This risotto is the perfect celebration of a new season. It’s packed full with light flavors, yet is still so creamy and decadent. Personally, I absolutely love asparagus. They have such a fresh flavor with a subtle sweetness and are incredibly versatile. Asparagus work particularly well paired with peas because they’re both spring vegetables.
- 150g brown rice
- 2 shallots
- 1 garlic glove
- 100g frozen peas
- 50g frozen edamame beans
- 200gr asparagus
- 1 tbsp lemon juice
- 1 ltr veggie stock
- 2 tbsp nutritional yeast (extra fro sprinkling on top)
- 1 tsp olive oil
Into a large pan add the oil and then the finely chopped shallots.
Cook for 3-4 minutes until the onion has softened and started to caramelize.
Add in the crushed garlic and cook for a further minute. Be careful not to burn it!
Wash and rinse the brown rice, then add it into the pan.
Put the lid on, reduce the heat to a simmer and cook the risotto for 25-30 minutes. Make sure you stir it from time to time. Add more water if it’s needed.

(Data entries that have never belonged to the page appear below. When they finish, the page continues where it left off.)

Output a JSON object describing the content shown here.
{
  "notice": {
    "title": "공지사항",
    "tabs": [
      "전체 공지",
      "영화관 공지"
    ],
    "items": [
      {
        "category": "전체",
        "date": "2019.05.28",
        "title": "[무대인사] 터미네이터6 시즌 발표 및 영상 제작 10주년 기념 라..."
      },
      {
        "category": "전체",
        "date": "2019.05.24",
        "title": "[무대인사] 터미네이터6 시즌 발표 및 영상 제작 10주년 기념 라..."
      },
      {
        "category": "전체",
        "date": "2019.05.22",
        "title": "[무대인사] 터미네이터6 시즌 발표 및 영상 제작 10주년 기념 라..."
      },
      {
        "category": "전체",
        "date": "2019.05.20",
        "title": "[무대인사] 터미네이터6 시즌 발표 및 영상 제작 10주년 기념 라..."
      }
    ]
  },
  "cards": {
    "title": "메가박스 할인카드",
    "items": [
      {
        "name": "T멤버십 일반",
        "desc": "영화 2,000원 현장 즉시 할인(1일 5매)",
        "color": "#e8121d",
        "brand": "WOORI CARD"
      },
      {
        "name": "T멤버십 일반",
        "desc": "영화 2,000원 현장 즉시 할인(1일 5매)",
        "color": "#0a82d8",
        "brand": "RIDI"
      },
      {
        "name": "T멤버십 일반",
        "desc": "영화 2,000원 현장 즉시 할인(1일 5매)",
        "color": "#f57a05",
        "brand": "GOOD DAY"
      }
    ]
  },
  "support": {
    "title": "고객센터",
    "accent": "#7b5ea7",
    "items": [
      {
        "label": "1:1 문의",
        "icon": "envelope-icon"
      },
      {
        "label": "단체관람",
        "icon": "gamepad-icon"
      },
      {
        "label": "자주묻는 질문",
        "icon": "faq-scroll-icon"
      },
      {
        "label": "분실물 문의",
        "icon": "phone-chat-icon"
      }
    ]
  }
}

While the rice is cooking, put the frozen peas and edamame beans into a bowl and cover them with boiling water. Let them sit for 5 minutes until they are soft. Then place them into the food processor and blitz until you have a chunky puree. Leave the puree on one side.
Chop the asparagus into small pieces. 5 minutes before the dish has finished cooking add the asparagus into the rice. I like to keep my asparagus quite crunchy, therefore I don’t cook them for too long.
Just before the risotto is ready stir in the peas, edamame puree and the nutritional yeast. Give it a good mix and adjust with salt and pepper. Add the lemon juice.
Serve with some extra nutritional yeast and black pepper. Enjoy!